Terbayang jelas di ingatan saya ketika saya mendaftar perguruan tinggi negeri yang berujung kegagalan di tahun pertama setelah saya lulus sekolah menengah atas, begitu sulitnya perjuangan mendapatkan sekolah ternama di Negeri ini. Seperti mencari jarum di jerami, mungkin saya kurang pintar atau kurang beruntung pada saat itu. Hampir putus asa, namun orang sekitar saya memberikan motivasi dan semangat karena masih ada yang namanya kesempatan kedua. Saya mulai memperbaiki diri saya, menambah ilmu serta wawasan berbahasa inggris di sebuah kampung inggris di wilayah timur jawa. Sambil menyelam minum air, anak seusia saya 17 tahun sudah di lepas oleh orang tua saya untuk merantau dengan dalih menimba ilmu di daerah yang saya tidak tahu sebelumnya. Mungkin, jika saya menolak tawaran tersebut mungkin saja saya masih menjadi Iluk yang tidak bisa berkomunikasi dengan bahasa inggris.
Setelah 3 bulan menetap di kampung inggris, saya kembali ke Semarang untuk mengikuti SNMPTN sebuah ujian nasional masuk perguruan tinggi negeri. Mengerjakan berbagai soal baik itu hitungan ataupun sosial dan ilmu pengetahuan alam yang saya paham saya kerjakan, yang saya tidak paham saya tinggal. Faktor keberuntungan atau memang kecerdasan saya bertambah, saya diterima di pilihan kedua yaitu jurusan hukum. Saya membayangkan, bagaimana dengan persaingan mencari sekolah terbaik pada masa yang akan datang? 10 tahun lagi? apakah sesulit ini?
Mari kalian saya ajak untuk mengkomparasi pendidikan di Indonesia dengan Polandia. Pada saat saya diberitahu oleh organizing committee proyek yang sedang saya kerjakaan pada saat itu, mengatakan bahwa lokasi tempat saya mengajar di sebuah desa terpencil yang kalau kita cari di google maps harus di zoom in.
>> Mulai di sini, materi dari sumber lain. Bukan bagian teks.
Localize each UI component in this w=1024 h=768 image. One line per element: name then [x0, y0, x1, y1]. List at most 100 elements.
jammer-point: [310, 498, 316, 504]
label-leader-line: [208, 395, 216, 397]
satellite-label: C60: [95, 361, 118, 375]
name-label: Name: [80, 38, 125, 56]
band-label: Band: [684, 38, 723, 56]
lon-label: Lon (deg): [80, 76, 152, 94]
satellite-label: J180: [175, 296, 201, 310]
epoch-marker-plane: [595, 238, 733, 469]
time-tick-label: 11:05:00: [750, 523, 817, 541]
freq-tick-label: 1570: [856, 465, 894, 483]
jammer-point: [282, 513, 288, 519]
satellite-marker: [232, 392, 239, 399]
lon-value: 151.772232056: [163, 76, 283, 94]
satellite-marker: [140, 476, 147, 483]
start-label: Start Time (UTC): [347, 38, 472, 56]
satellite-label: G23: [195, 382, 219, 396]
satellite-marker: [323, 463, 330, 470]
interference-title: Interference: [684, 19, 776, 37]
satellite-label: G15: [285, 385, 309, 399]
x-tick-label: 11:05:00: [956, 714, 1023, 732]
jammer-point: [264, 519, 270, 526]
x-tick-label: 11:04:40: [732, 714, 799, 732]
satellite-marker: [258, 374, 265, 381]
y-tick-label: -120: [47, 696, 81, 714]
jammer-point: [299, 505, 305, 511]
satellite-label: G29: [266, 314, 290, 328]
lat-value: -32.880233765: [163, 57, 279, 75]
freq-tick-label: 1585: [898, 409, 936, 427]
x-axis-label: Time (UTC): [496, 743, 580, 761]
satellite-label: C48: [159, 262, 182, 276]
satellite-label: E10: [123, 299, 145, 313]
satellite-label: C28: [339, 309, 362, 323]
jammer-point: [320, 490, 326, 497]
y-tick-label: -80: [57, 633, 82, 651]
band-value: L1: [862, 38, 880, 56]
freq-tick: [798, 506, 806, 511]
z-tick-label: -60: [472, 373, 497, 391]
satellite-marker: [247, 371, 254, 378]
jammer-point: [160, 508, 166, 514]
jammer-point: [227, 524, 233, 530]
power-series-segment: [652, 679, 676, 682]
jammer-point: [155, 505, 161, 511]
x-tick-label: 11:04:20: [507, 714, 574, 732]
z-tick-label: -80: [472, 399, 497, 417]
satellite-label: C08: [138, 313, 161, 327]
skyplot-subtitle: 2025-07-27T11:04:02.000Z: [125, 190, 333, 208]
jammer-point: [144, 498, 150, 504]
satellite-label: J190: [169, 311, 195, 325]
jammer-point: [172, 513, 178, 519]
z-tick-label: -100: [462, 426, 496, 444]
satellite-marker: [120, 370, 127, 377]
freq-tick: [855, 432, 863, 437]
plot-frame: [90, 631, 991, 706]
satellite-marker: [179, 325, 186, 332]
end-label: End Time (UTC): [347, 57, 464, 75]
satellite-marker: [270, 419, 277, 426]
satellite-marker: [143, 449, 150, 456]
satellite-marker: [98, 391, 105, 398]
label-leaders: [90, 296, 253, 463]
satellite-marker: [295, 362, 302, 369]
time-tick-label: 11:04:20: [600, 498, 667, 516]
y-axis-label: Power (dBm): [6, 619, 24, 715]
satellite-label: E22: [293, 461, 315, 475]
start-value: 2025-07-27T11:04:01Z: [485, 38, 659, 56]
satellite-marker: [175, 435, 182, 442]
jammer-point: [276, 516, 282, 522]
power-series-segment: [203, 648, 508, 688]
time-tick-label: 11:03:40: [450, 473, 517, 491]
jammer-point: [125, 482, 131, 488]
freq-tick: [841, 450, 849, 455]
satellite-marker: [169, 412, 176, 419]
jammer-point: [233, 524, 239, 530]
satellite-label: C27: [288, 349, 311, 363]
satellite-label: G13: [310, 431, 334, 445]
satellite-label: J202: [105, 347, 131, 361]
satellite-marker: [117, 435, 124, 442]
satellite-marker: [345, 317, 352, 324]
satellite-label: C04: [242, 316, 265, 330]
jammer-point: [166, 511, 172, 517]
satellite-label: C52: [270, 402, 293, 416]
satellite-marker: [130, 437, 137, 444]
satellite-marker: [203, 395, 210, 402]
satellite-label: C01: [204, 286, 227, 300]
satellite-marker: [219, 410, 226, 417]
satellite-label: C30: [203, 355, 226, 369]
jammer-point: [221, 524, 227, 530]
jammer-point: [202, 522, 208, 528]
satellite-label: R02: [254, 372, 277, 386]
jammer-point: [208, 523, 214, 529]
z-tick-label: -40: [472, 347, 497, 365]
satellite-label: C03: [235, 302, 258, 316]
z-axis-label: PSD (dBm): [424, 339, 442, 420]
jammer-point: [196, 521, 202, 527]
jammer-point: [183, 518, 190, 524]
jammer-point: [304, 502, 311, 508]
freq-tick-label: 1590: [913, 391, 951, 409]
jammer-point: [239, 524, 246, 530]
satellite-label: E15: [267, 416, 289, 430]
Saat dijemput oleh seorang guru sekolah tersebut di stasiun, dia menyebutkan ada 68 siswa sekolah dasar di sekolah tersebut dari kelas 1 hingga 6. Bayangan saya fasilitas yang diberikan ke sekolah tersebut tidak sebaik di kota. Dan, itu salah besar. Sekolah ini dari segi bangunan kokoh, bersih, dan tidak kumuh. Untuk fasilitas? koneksi internet, proyektor, metode belajar, guru yang ahli dalam bidangnya, kantin dan area olahraga serta ruang komputer. Padahal untuk mencapai area Bogdaj, kita harus melewati hutan serta sawah, kalau mau ke stasiun kereta api kita harus menempuh waktu 1 jam.
Sedangkan di Indonesia, masih saja banyak yang tidak tersalurkan mengenai pendidikan di daerah-daerah yang jauh dari hiruk pikuk kota. Ah, bukan hanya di desa, di kota pun pendidikan belum merata. Kalau kita bandingkan sekolah negeri dan sekolah swasta di Semarang (Tempat saya tinggal) lumayan kontras perbedaannya. Jadi, untuk para orang tua dituntut untuk menjadi jembatan agar siswa ini dapat menyalurkan bakat serta menambah kecerdasannya dari bagaimana orangtua mendidik. Pemerataan pendidikan di Indonesia memang belum merata, beberapa orang dari kampung saya di daerah pesisir bengkulu berbondong-bondong pergi ke pulau jawa dengan harapan mendapatkan kehidupan yang layak dan melanjutkan studi di universitas di pulau jawa.
Lalu, akankah seperti ini terus menerus terjadi?